Asked if other LibreOffice applications will be ported, Meeks replies, “I don’t see why not. Math is easier than Base, though. Base brings all sorts of interesting dependencies” – a reference to its reliance on Java – “that we’re trying to get rid of.” He suggests that a project intern might build a new JavaScript framework around Base, but that one way or another, the implementation of Base will probably start with viewing and basic editing, “but not tweaking your pivot tables in some weird and wonderful way.”
However, most code that has to be re-written or added will likely be in C++. Meeks admits that “everyone has their own pet language prejudices,” but adds that, “Pragmatically, LibreOffice has either C or C++. The reality here is that you’re going to want quite a bit of performance here, and that militates to a compiled language.
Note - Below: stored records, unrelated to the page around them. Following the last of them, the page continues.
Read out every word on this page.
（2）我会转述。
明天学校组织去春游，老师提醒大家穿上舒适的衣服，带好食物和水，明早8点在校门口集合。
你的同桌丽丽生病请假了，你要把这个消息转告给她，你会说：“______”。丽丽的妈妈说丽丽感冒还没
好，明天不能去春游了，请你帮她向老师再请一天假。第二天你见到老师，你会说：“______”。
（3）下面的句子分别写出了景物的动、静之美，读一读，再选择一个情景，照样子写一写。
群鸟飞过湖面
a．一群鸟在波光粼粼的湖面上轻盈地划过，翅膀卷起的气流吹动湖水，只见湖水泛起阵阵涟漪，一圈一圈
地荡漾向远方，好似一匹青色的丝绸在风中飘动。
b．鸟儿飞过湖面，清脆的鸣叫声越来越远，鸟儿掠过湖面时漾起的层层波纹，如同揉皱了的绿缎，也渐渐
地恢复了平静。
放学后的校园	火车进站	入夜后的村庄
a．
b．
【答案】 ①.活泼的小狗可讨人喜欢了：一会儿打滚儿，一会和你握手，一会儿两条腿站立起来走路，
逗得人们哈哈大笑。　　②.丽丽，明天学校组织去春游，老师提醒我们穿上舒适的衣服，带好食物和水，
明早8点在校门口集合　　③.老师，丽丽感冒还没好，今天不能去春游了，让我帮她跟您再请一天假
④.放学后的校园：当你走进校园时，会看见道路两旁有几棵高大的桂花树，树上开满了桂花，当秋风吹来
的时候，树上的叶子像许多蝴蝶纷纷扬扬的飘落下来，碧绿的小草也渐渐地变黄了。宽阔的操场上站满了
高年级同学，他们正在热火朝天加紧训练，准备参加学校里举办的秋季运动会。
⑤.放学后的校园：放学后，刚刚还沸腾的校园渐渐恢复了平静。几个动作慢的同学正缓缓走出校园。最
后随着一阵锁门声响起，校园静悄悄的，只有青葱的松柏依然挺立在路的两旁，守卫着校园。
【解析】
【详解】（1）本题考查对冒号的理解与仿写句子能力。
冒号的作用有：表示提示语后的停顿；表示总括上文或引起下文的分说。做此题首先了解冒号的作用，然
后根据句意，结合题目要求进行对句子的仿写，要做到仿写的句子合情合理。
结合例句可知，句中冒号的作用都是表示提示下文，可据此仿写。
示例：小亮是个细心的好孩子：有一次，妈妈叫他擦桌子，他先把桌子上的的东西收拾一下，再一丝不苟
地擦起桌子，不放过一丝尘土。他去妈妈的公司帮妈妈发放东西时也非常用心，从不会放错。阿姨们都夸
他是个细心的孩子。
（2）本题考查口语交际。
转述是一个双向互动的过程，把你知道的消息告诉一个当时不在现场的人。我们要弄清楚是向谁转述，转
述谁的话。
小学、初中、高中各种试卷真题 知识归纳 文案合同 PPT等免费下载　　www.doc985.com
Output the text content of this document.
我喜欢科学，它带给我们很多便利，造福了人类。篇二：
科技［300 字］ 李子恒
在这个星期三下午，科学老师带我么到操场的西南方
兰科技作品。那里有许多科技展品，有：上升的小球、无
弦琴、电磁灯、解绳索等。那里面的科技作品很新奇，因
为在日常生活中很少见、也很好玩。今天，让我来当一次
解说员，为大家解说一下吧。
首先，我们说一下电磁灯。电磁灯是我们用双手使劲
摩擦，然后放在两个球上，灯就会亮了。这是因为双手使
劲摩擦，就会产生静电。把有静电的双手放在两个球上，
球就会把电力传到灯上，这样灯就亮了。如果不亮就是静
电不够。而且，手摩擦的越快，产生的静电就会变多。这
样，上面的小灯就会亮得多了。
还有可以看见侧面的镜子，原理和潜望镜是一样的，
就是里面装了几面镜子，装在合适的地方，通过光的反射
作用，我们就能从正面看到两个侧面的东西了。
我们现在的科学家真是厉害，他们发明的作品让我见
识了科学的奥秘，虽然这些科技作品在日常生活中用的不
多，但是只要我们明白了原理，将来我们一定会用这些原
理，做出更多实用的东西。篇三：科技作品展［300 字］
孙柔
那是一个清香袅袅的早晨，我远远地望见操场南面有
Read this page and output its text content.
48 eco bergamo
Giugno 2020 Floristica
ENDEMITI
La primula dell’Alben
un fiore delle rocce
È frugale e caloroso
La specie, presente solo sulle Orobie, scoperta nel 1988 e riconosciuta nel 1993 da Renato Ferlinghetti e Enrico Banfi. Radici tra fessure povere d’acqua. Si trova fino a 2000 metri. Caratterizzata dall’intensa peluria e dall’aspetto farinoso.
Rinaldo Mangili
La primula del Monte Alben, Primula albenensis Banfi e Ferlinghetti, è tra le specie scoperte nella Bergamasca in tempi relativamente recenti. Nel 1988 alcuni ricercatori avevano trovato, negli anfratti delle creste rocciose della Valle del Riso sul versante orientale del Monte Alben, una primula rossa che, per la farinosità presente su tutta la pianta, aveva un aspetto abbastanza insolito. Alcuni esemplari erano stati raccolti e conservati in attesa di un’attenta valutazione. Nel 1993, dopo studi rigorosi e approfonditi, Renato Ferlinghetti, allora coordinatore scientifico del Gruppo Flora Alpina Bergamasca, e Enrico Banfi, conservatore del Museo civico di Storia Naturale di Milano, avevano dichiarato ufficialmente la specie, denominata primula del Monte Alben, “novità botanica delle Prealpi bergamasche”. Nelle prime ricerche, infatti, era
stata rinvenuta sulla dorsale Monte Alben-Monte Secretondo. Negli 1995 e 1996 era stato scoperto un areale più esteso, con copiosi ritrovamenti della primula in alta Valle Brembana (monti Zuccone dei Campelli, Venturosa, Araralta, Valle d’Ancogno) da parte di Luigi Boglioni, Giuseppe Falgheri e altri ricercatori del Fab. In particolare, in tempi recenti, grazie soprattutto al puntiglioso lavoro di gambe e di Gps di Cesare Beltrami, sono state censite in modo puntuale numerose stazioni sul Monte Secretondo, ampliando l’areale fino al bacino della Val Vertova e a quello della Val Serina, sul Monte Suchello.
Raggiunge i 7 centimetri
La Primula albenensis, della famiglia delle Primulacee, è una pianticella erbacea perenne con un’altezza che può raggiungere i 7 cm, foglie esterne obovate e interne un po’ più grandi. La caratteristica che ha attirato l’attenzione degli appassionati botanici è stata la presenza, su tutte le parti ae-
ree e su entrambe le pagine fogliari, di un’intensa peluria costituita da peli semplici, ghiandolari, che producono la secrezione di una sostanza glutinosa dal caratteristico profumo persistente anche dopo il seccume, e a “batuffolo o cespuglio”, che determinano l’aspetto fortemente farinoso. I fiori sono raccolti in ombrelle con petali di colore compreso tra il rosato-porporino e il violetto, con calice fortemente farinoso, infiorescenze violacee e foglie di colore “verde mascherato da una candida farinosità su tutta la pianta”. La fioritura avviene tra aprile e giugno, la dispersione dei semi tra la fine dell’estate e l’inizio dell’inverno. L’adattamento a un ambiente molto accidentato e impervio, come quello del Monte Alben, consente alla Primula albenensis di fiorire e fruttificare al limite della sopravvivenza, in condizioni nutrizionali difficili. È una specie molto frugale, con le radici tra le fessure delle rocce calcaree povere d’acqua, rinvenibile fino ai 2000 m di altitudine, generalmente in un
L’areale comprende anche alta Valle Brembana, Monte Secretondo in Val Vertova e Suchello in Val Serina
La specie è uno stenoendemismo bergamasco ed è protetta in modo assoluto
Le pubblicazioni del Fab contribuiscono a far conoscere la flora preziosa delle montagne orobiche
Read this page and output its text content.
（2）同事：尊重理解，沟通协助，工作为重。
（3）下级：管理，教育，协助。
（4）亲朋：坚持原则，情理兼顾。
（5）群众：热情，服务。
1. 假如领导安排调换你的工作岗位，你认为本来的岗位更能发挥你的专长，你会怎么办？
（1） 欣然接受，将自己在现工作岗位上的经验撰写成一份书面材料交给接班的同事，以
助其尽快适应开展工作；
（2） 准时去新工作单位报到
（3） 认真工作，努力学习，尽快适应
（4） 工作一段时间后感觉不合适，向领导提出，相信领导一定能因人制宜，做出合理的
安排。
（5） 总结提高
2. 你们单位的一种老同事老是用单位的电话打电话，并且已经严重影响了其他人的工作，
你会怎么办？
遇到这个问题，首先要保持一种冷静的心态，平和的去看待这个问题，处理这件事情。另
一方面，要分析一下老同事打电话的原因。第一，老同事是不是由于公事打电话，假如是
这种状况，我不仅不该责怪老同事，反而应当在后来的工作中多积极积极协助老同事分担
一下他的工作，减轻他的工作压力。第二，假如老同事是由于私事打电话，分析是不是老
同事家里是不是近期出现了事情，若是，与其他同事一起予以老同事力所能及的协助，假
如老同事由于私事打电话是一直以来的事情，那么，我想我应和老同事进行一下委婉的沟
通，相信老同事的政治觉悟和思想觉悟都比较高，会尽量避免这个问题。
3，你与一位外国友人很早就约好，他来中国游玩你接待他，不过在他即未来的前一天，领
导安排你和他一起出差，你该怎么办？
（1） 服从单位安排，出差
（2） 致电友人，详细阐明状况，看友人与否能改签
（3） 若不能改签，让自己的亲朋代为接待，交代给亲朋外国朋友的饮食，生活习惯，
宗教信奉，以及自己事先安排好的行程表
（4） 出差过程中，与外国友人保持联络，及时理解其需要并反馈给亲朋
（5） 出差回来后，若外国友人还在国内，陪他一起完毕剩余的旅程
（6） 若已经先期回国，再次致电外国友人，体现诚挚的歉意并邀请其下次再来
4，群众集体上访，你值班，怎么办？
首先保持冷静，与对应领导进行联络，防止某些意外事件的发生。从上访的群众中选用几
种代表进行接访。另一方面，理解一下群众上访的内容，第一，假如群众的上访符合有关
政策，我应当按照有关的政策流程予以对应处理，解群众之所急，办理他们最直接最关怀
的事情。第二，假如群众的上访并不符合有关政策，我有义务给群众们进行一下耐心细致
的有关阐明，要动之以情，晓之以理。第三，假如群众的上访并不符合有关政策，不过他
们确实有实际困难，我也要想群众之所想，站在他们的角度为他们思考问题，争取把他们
Once you start mixing languages, you start running into other problems – such as a language that is invisible to a debugger, or acts in unanticipated ways.”
Development is in early stages,but Mihai Varga has posted a brief video of LOOL. Other developers – all Collabora employees – are Jan Holesovsky, Tor Lillqvist, and Meeks himself, although he expects community contributions.
Deployment Plans
The announcement of LOOL has caused many online to expect a rival to Google Docs or Office 365. IceWarp has not announced how it plans to use LOOL, but Meeks makes clear that, “TDF is interested in having an instance, but only for members. I don’t think it’s feasible for TDF to host infrastructure for hundreds of millions. It would be a huge distraction, and it’s not our core purpose. So why do it when we can get other people to do it? We’re really just interested in building the base technology, and people can use it wherever they want.”
These intentions are not simply practical, but also an expression of philosophy. Talking about other online services, Meek says, “It’s clear there’s a vested interest in having all the data stored centrally so that it can be indexed and examined, and products can be sold on the basis of it. I think that’s clear from any angle. It’s something to lock people in.”
“Over centralization,” Meeks adds firmly, “is the bane of our existence on the web, isn’t it? There’s a huge advantage in not having a central, monolithic organization doing something. And I think we really ought to have a de-centralized, federated web.”
LOOL may use Open Document Format, a minority file format, but, as it starts to be used, it can demonstrate an alternative to proprietary formats such as those used by MicroSoft Office. “We can provide something that can stop the creation of a monoculture,” Meeks says, “Something that allows document viewing and collaboration, and actually enables users.”